New Hampshire rail study outlines costs, benefits of expanding service to Concord, Manchester

New Hampshire would get more bang for its buck by bringing passenger rail service beyond Nashua to Manchester, according to a preliminary feasibility study, but state officials aren't ready to recommend an option.

The state Department of Transportation has been working on the New Hampshire Capitol Corridor Rail and Transit study for nearly two years and is expected to release a final version next month. Preliminary results released Thursday show that expanding Boston commuter rail from Lowell, Massachusetts, to Nashua would cost $120 million in capital costs and would attract about 174,000 riders a year. That option would lead to an estimated 1,200 jobs and 600 new housing units by 2030.

Extending service to Manchester as well would cost $246 million, but ridership would rise significantly, to about 668,000 per year, about 5,600 jobs would be created and 3,600 housing units built. That option envisions 16 trains daily from Manchester and at least 20 from Nashua. Continuing to Concord, with fewer trains per day, would cost $256 million and attract 246,000 riders per year, plus 3,700 jobs and 2,200 housing units by 2030.

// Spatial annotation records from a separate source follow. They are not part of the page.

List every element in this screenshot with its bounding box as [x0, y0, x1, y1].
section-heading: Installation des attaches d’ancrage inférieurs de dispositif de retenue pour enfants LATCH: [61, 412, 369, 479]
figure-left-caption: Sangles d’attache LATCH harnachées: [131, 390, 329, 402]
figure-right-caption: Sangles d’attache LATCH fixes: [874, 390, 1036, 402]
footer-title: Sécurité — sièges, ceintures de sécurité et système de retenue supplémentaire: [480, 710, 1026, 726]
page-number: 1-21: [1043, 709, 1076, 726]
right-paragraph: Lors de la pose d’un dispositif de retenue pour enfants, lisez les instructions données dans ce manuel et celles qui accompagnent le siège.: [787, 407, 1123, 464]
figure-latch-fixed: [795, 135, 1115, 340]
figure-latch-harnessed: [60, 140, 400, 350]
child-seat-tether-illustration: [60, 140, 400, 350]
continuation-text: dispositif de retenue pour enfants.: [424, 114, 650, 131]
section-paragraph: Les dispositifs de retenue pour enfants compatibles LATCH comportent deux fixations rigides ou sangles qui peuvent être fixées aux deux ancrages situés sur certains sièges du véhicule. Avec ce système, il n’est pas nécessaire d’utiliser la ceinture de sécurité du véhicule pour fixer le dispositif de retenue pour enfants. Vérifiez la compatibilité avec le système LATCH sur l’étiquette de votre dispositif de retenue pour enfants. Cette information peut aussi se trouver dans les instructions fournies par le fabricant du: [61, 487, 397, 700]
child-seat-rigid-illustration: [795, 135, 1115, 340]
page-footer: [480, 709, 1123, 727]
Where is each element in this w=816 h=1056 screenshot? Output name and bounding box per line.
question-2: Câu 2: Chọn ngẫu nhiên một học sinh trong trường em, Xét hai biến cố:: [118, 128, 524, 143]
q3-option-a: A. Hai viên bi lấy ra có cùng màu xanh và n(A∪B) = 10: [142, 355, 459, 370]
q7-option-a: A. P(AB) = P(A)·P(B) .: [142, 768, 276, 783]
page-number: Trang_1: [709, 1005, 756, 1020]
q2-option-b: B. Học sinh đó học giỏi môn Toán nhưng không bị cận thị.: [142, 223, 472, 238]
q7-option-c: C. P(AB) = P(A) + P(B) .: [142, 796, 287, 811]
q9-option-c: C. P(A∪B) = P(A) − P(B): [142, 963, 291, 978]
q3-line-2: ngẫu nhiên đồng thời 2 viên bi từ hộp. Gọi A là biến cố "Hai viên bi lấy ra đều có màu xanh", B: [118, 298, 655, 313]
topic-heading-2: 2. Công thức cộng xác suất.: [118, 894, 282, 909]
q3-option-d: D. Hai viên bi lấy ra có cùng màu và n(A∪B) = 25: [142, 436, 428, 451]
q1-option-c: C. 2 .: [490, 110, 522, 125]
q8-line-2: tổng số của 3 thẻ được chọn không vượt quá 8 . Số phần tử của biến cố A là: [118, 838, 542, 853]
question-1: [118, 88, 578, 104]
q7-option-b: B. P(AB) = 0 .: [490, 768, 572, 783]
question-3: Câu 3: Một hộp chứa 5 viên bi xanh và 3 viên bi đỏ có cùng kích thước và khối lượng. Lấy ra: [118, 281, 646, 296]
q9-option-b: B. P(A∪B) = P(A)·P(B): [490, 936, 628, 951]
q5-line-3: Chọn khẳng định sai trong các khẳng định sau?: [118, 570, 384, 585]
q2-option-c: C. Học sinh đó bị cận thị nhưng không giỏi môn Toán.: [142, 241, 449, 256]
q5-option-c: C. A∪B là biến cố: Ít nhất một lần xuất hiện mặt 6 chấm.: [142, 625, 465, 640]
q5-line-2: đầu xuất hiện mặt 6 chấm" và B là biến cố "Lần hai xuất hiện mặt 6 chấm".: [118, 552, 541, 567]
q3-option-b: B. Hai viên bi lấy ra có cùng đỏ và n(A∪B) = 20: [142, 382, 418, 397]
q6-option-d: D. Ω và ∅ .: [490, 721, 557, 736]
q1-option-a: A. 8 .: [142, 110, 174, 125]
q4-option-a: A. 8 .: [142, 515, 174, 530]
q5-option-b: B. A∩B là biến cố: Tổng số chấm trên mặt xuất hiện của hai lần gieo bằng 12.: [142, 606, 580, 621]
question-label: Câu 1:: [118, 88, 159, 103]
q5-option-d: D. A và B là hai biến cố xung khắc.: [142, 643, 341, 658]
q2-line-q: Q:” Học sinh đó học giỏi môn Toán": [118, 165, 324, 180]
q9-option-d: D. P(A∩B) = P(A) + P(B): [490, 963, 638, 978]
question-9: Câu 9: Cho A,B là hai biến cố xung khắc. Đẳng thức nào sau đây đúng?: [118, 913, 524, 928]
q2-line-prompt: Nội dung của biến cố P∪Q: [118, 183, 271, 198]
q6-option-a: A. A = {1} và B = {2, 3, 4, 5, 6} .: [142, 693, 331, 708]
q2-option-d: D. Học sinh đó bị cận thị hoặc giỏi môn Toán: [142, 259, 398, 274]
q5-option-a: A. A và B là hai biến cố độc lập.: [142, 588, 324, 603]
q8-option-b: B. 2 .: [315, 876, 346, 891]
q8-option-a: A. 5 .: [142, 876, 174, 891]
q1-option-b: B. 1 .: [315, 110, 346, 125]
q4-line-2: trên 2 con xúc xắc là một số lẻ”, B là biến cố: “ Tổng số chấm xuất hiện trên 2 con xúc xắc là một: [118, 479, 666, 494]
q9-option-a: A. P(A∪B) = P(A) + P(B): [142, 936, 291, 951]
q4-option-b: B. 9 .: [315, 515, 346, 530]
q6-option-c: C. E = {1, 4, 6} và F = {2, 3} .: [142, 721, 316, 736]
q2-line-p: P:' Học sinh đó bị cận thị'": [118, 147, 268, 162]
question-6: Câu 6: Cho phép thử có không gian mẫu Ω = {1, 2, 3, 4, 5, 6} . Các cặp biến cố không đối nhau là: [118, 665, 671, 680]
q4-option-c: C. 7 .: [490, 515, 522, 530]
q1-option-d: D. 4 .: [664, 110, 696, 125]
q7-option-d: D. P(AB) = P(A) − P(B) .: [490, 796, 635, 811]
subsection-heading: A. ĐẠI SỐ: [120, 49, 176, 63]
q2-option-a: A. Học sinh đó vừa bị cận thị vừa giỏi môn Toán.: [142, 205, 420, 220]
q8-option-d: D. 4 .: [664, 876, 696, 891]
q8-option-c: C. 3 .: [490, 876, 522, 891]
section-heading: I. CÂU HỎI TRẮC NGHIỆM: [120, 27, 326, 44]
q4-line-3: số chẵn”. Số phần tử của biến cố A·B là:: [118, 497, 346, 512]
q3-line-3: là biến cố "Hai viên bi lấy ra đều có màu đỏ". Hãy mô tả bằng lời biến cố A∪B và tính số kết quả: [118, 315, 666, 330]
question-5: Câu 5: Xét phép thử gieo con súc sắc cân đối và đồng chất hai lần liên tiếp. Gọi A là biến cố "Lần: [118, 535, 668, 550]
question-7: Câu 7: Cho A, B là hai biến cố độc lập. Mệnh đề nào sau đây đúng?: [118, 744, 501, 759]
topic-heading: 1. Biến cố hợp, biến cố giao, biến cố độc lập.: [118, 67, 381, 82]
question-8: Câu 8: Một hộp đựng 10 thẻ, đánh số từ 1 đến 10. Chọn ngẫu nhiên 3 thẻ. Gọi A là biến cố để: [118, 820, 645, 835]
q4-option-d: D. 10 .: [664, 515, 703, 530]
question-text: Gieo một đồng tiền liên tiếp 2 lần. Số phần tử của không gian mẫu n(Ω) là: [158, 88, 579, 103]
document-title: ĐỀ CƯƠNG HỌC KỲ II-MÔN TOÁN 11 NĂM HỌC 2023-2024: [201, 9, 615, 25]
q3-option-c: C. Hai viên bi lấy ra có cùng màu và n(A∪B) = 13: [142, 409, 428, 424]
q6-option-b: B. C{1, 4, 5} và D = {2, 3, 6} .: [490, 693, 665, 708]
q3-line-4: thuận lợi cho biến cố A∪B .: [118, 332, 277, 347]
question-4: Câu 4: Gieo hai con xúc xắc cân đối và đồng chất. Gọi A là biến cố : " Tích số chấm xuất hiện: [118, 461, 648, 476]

In all scenarios, federal funding would cover about half the capital costs, but the state would be responsible for maintaining the system, the study's authors said. They said more debate and discussion is needed, particularly on developing a credible financial plan.

The study estimates that the state's annual cost to maintain the rail system would be $10 per rider per year under the Manchester option, $22 per rider per year for the Nashua option and $61 per rider per year for the Concord option.

Supporters of expanding rail service argue it will boost economic development. Critics question whether residents who live far from the proposed rail corridor should have to pay for something that won't benefit them.